There are a few other things to consider when evaluating your hydration status.  If you’re sweating a lot, or are in a hot/humid climate, drink more.  Breastfeeding moms, elderly people, and people at risk of kidney stones need to drink more water too.  So do people who experience vomiting and/or diarrhea, as both can quickly dehydrate our bodies.

So, ditch the “one size fits all” external rule, and pay more attention to your body’s subtle cues for water.

What counts toward my water intake?

All fluids and foods containing water contribute to your daily needs.  But before you crack open a beer or hit the coffee shop drive through, note that not all fluids are health-promoting.

Pure filtered water is almost always the best choice.  If you’re not drinking pure water, then you have to consider the effects that ingredients in other liquids will have on your body. 

Drinks containing sugar, alcohol, and caffeine will have effects beyond hydration.  Sweeteners (real and artificial) can mess with your blood sugar balance.  Alcohol can impact your liver.   And caffeine can keep you awake. 

Let’s talk a bit more about caffeine for a second.

Caffeine is the infamous “dehydrator,” right?  Well, not  as much as we may have once thought.  If you take high dose caffeine pills, then sure, they cause fluid loss.  But the idea that coffee and tea don’t count toward your water intake is an old myth.  While caffeine may make you have to go to the bathroom more, that effect isn’t strong enough to negate the hydrating effects of its water.  Plus, if you’re tolerant to it (i.e. regularly drink it) then the effect is even smaller.  So, while I don’t recommend swilling ONLY coffee or tea each day, you don’t need to counteract your daily cup(s) of coffee and/or tea by adding even more water to your day.
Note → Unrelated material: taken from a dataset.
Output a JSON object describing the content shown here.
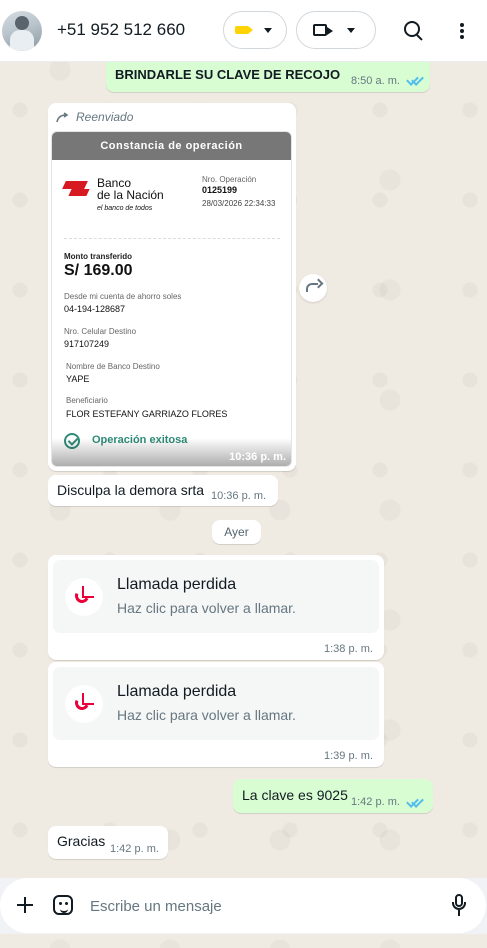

Keep in mind, many foods contain significant amounts of water, especially fruits and vegetables like cabbage, cantaloupe, watermelon, strawberries, celery, spinach, lettuce, apples, pears, oranges, grapes, carrots, and pineapple.  These foods are over 80% water, so they are good sources of hydration.

You don’t need to count your plain water intake as your only source of hydration.  All fluids and foods with water count. 

Ok– so what’s holding you back from staying hydrated?  I know – trust me, I know – you may not love the taste (or lack thereof) of plain water.  There’s an easy solution  – in fact, there are many easy solutions.  Try adding some sliced or frozen fruit, or fresh herbs like mint, basil, or lemon balm to create an H2O infusion. 

Since you could hydrate just as well with other water-containing beverages, here are some of my favourite herbal teas you can drink hot or cold.  As a bonus, I’ve also included a yummy Ginger Lemonade at the end of this blog post – keep reading, I promise you it is so worth it!

  • Hibiscus
  • Lemon
  • Peppermint
  • Rooibos
  • Chamomile
  • Lavender
  • Ginger
  • Rose Hips
  • Lemon Verbena

Conclusion

There is no magic number of the amount of water you need.  Everyone is different.  Children, pregnant women, and elderly people need more.  Episodes of vomiting or diarrhea will also increase your short-term need for more water.  The most important thing is to pay attention to your thirst.  Other signs you need more water are dark urine, sweating, constipation, and kidney stones.

Water is your best source of fluids.  But other liquids, including caffeinated ones, help too.  Just consider the effects the other ingredients have on your health as well.  And many fruits and vegetables are over 80% water so don’t forget about them.

Let me know in the comments: What’s your favourite way to hydrate?

References:

https://www.healthline.com/nutrition/how-much-water-should-you-drink-per-day

http://www.health.harvard.edu/blog/water-water-everywhere-2016110310577

http://www.health.harvard.edu/staying-healthy/how-much-water-should-you-drink

http://neurotrition.ca/blog/why-you-should-raise-your-glass-water

Recipe: Ginger Lemonade with Aloe
Serves 1Screen Shot 2019-04-30 at 9.58.28 AM

Ingredients:

  • 1 fl oz Pure Aloe Juice
  • 2 Tbsps Lemon Juice (freshly squeezed)
  • 1 Tbsp Maple Syrup
  • 1 tsp Ginger (peeled and finely grated)
  • 1 cup Water

Directions:

  • Add all ingredients to a mason jar and shake vigorously.
  • Strain into a glass with ice. Serve immediately and enjoy.